Between January and February of 2026, the College Sports Commission's NIL Go clearinghouse cleared 3,704 deals worth roughly $39 million. In the same window, it rejected 187 deals totaling $14.36 million. The rejected figure is not a rounding error. It represents a meaningful share of the total value moving through the system, and it is concentrated in the category of deals most closely tied to recruiting.
The numbers behind the strain
CSC CEO Bryan Seeley has acknowledged the system was not designed for the volume of school-affiliated deals it now sees. Roughly 63% of all NIL deals submitted in early 2026 involved entities tied to schools, including collectives, multimedia partners, and apparel groups. Those deals accounted for 78% of total dollar value flowing through the clearinghouse, according to CBS Sports' reporting on the clearinghouse.
Roughly half of all cleared deals resolve within 24 hours, and 70% resolve within seven days. The friction is not evenly distributed. It is concentrated in the category where most recruiting-adjacent offers live.
Why the rules are still being argued
A central piece of the dispute is what qualifies as an "associated entity" under the House settlement. Multimedia rights companies and national brand sponsors typically operate across multiple schools and conferences. Class counsel for the plaintiff athletes argues those companies fall outside the CSC's review authority. The CSC has taken a broader view.
That definitional fight is scheduled for a May 27 hearing before U.S. Magistrate Judge Nathanael Cousins. The outcome will shape which deals require clearinghouse review and which do not, and how quickly the rest of the 2026 calendar moves through the system.
What this means for families weighing offers
Three things are worth understanding when an NIL component enters a recruiting conversation.
- Proposed is not the same as cleared. A dollar figure mentioned by a coach or a collective is a proposed deal, not an enforceable one. Clearinghouse review can adjust it, delay it, or reject it.

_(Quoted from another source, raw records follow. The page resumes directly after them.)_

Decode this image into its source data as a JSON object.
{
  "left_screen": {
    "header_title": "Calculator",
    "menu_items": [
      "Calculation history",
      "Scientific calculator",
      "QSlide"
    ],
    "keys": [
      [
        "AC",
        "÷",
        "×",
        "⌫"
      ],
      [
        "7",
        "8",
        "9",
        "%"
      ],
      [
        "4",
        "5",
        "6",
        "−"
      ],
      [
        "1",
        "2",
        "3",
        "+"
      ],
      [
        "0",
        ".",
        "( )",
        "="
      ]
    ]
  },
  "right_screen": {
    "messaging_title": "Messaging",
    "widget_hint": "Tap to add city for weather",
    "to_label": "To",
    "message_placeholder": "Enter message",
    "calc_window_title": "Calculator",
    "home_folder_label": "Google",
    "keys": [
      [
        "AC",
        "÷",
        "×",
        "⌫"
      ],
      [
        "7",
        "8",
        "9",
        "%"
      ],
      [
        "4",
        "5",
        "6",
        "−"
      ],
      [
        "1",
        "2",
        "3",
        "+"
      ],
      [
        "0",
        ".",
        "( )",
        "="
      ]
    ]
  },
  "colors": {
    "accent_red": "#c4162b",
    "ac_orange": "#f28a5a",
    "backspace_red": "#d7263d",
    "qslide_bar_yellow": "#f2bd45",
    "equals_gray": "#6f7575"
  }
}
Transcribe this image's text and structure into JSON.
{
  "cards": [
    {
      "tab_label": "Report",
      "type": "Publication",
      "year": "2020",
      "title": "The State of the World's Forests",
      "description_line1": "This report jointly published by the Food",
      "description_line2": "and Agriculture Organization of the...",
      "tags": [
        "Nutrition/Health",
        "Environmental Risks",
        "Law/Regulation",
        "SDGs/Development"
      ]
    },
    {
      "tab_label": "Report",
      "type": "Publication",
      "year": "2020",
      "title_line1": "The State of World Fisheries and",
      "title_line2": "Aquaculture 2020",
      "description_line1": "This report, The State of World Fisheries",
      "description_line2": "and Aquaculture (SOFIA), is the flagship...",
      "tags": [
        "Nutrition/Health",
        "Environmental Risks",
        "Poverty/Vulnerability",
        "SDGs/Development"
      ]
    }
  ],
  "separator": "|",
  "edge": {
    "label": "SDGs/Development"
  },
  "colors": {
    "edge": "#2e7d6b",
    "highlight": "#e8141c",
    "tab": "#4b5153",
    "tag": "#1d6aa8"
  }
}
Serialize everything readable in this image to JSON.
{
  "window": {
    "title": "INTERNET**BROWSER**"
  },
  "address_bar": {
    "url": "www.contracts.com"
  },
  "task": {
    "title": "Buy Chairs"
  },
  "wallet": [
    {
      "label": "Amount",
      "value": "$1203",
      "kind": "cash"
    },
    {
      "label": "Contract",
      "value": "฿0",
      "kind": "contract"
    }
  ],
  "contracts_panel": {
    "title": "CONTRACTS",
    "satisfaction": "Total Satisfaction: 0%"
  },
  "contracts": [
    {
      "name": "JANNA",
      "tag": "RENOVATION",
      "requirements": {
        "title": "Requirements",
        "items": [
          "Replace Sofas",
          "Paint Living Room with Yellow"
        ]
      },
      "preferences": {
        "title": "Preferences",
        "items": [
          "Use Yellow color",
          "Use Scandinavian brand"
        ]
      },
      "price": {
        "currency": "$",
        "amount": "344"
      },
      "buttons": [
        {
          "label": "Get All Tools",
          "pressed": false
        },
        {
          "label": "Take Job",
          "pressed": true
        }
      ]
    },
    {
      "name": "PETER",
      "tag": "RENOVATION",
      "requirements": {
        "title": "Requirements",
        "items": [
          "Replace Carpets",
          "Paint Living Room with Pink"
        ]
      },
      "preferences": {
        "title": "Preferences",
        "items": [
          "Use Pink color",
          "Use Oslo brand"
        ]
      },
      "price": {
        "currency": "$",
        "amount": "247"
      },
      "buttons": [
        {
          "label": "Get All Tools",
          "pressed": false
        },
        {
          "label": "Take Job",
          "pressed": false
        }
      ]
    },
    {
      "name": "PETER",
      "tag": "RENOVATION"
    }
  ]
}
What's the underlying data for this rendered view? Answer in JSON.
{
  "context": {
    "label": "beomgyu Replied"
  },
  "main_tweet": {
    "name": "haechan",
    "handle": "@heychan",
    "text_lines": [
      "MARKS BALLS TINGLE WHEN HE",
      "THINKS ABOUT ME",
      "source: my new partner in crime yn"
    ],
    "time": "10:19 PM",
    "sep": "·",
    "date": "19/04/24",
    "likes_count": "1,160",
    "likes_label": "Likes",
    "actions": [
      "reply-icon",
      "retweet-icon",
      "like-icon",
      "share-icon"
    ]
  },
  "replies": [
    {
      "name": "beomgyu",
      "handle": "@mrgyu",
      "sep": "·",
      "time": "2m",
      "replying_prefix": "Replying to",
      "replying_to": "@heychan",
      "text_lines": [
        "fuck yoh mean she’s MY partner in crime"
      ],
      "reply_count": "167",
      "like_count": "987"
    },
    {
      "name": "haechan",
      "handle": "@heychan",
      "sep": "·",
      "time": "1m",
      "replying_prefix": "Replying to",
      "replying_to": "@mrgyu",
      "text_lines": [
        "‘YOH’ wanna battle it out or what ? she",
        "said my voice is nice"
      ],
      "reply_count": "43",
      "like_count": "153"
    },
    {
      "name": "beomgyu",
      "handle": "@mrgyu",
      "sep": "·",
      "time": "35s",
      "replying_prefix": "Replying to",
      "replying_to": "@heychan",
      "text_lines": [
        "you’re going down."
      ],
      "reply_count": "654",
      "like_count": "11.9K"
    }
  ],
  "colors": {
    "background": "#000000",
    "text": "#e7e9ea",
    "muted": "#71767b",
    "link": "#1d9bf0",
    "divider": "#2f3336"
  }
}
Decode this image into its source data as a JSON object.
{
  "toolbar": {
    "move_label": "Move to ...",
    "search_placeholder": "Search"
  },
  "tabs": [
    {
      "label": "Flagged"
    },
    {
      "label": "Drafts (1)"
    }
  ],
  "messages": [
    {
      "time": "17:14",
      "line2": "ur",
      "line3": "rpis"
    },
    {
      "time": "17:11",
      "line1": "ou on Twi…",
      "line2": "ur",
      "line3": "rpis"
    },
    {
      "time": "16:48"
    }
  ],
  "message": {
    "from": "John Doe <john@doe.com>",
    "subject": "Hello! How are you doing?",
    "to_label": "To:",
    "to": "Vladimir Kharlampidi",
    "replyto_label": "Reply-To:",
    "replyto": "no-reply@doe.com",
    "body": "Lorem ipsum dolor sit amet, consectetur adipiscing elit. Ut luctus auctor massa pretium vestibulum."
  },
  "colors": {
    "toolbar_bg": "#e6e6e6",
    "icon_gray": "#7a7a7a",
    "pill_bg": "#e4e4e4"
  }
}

- The friction is real, but partial. Most cleared deals move quickly. The slowdown concentrates in school-affiliated arrangements, which is also where the recruiting-related deals tend to sit.
- The legal frame is still being written. Schools, conferences, and class counsel are still negotiating CSC enforcement scope. A package described one way in May may look different by July, depending on how the underlying rules settle.
The advisory takeaway
None of this means NIL offers should be ignored or treated with suspicion. It means the language families hear during recruiting is moving faster than the legal infrastructure that supports it.
A clear NIL conversation, then, is one that separates three things: what a coach or collective has described, what the clearinghouse has cleared, and what is enforceable under the settlement terms in their current form. For families evaluating programs this cycle, that distinction is the most useful question to bring into any room: what stage of the process is this offer actually in?